Sometimes novels more or less languish in obscurity, then all of a sudden they are everywhere at once. Such is the case with Flashforward. I ony recently picked up this book earlier this year from a bargain bin at Half-Price Books, mainly because it was cheap and I really liked the premise (again - start with a great premise, and the book practically writes itself).

In the book, hapless scientists running an experiment with the Large Hadron Collider inadvertently cause a spacetime shift wherein every human being objectively experiences their future self at a point some 20 years ahead of the present for roughtly two minutes.
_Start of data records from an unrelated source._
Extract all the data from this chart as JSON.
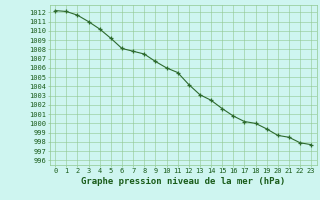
{
  "x": [
    0,
    1,
    2,
    3,
    4,
    5,
    6,
    7,
    8,
    9,
    10,
    11,
    12,
    13,
    14,
    15,
    16,
    17,
    18,
    19,
    20,
    21,
    22,
    23
  ],
  "y": [
    1012.2,
    1012.1,
    1011.7,
    1011.0,
    1010.2,
    1009.2,
    1008.1,
    1007.8,
    1007.5,
    1006.7,
    1006.0,
    1005.5,
    1004.2,
    1003.1,
    1002.5,
    1001.6,
    1000.8,
    1000.2,
    1000.0,
    999.4,
    998.7,
    998.5,
    997.9,
    997.7
  ],
  "line_color": "#2d6a2d",
  "marker_color": "#2d6a2d",
  "bg_color": "#cef5f0",
  "grid_color": "#90c890",
  "axis_label_color": "#1a5c1a",
  "tick_label_color": "#1a5c1a",
  "xlabel": "Graphe pression niveau de la mer (hPa)",
  "ylim_min": 995.5,
  "ylim_max": 1012.8,
  "xtick_labels": [
    "0",
    "1",
    "2",
    "3",
    "4",
    "5",
    "6",
    "7",
    "8",
    "9",
    "10",
    "11",
    "12",
    "13",
    "14",
    "15",
    "16",
    "17",
    "18",
    "19",
    "20",
    "21",
    "22",
    "23"
  ],
  "ytick_labels": [
    "996",
    "997",
    "998",
    "999",
    "1000",
    "1001",
    "1002",
    "1003",
    "1004",
    "1005",
    "1006",
    "1007",
    "1008",
    "1009",
    "1010",
    "1011",
    "1012"
  ],
  "linewidth": 0.8,
  "markersize": 3.0,
  "xlabel_fontsize": 6.5,
  "tick_fontsize": 5.0
}
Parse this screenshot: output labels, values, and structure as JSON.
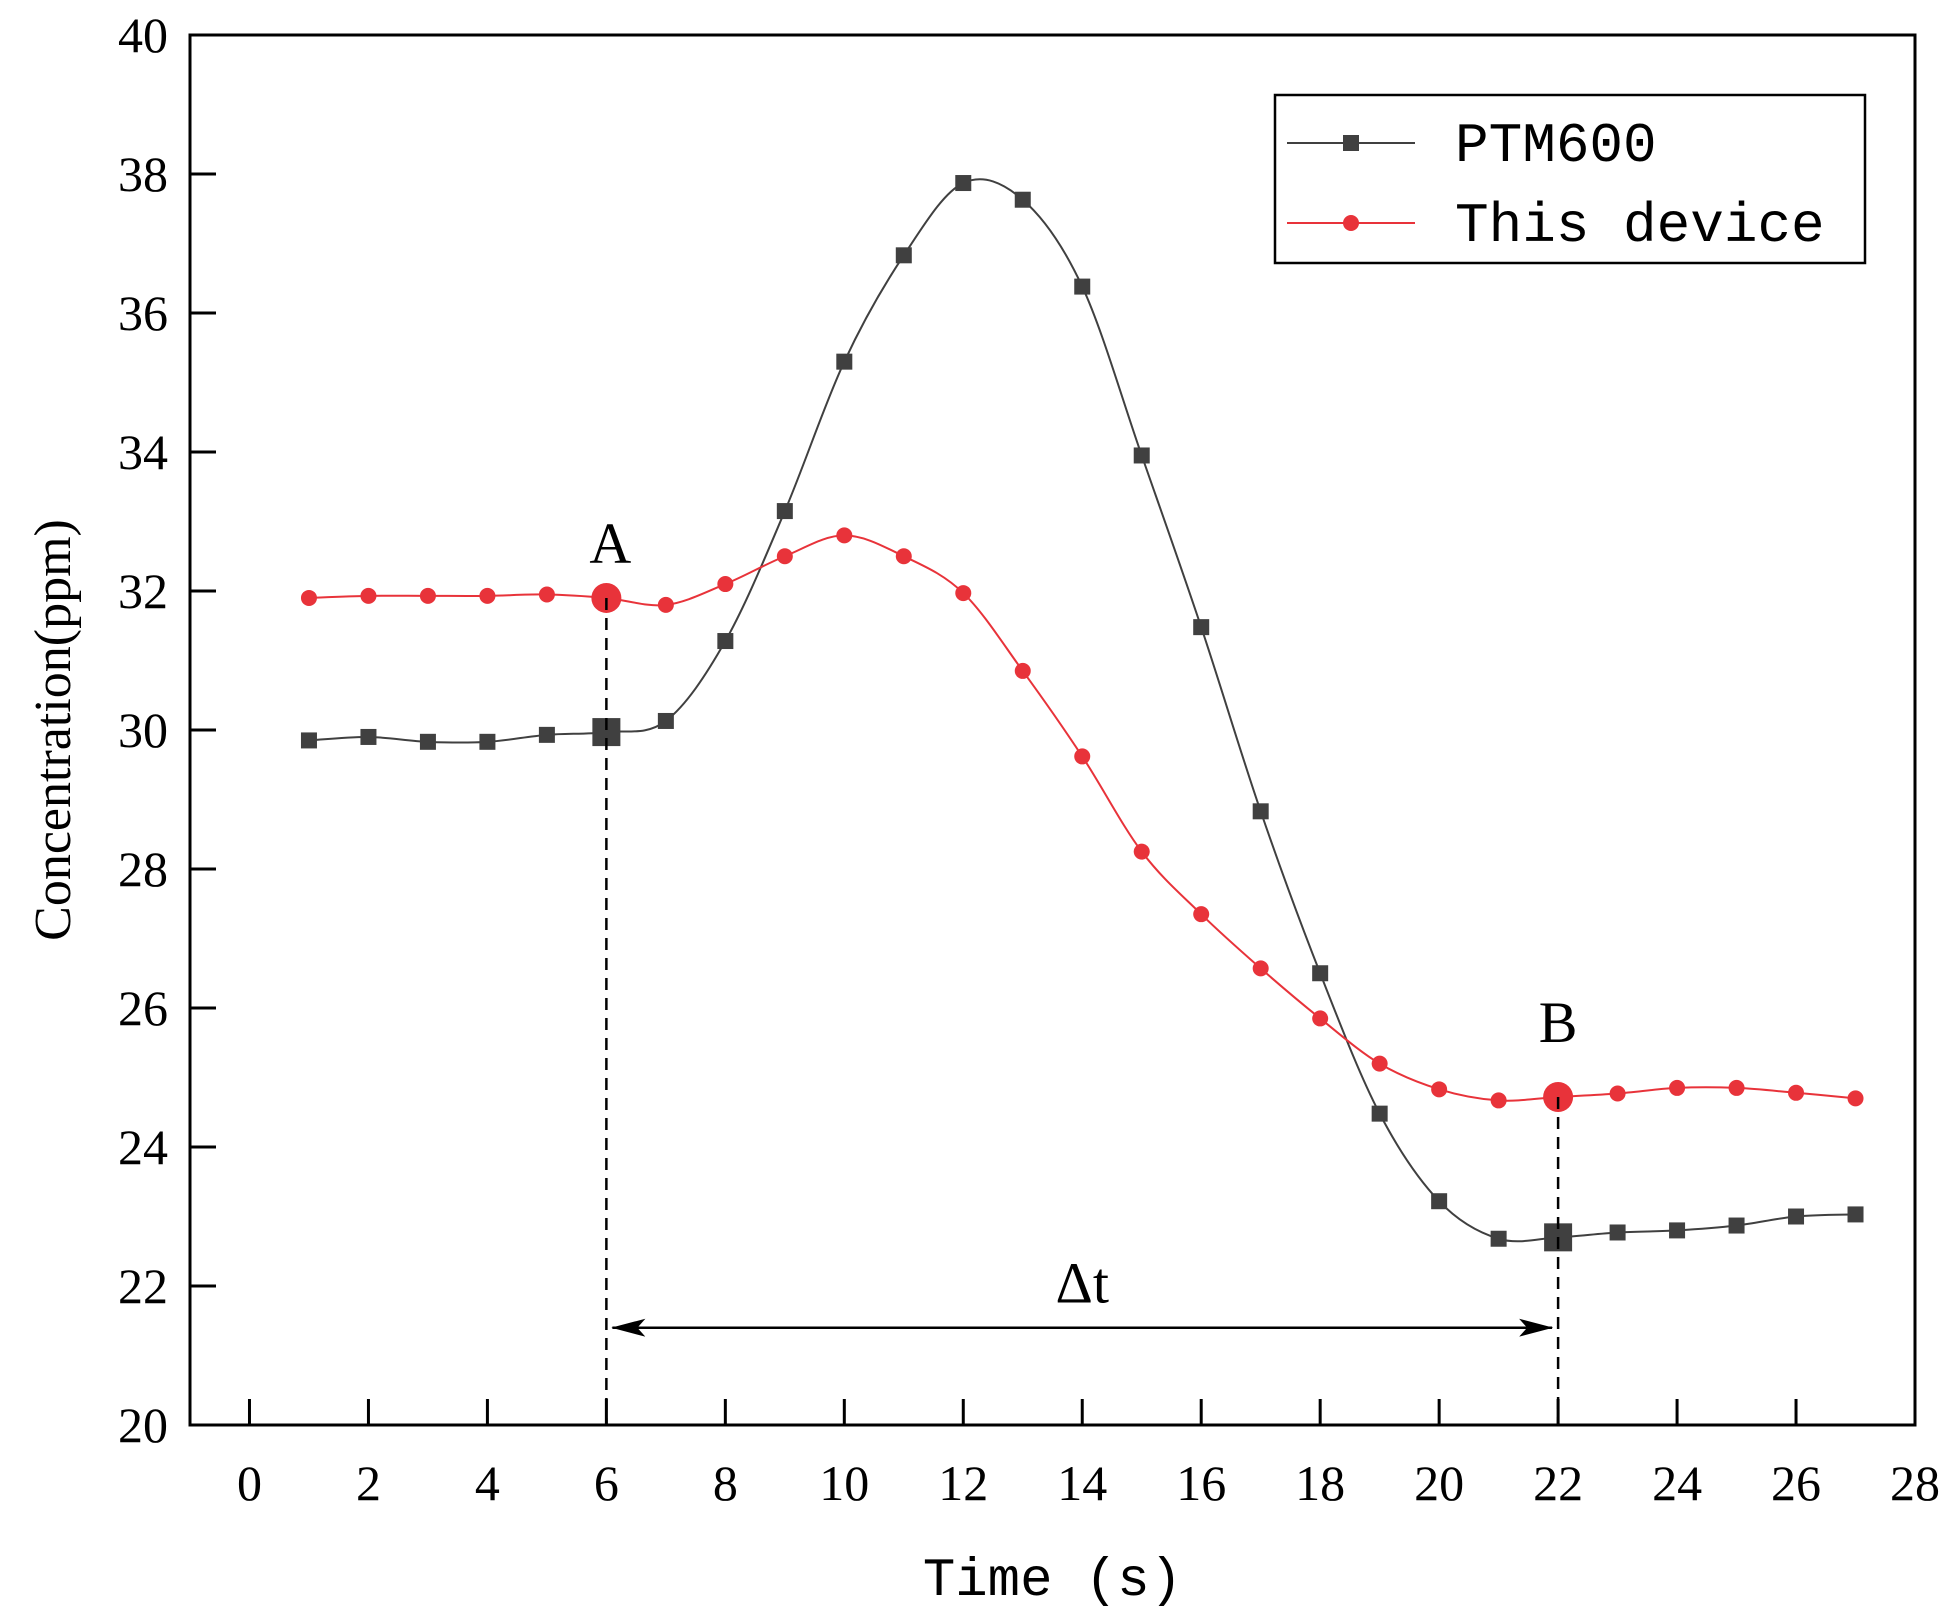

Note this is the same supercollider in the news last year - the one some folks thought might cause some collosal cosmic neutron fart to humanity's detriment and sued to stop it from being activated.

The actual story results from the ramifications that follow from such an experience. All of humanity has experienced a fragment of the future and returned to the present. Some saw nothing - because their future selves have already died before that point. Some see murders, stock market quotes etc, whatever their future selves where doing at that time. The themes that arise are primarily of free will and determinism - many don't particularly care for their future selves' condition and vow to change it. Some realize they've been killed and vow to survive. Sawyer is not a particularly strong character writer though, so none of these are especially compelling, but he sticks with the core premise enough to carry it through to the end.

As I started reading it an interesting coincidence was that the novel, written ten years ago, is set in almost the very same week I was reading it, in April 2009. No cosmic meaning here, I just thought it was a cool coincidence. I guess he was also somewhat optmistic as to how fast work on the LHC would progress... it was only turned on for an initial test last year.

And now it is the basis of a new ABC tv series. What is it about TV execs that takes them 10 fucking years to get with it? (Same thing with Terry Goodkind's Wizard's First Rule, which I would plug if I didn't think it sucked). Of course they are taking all kinds of liberties with the characters and plot and it is only loosely based on the novel, but who knows it might still be watchable. I won't know though as I don't have cable. If it turns out to be worth a damn let me know.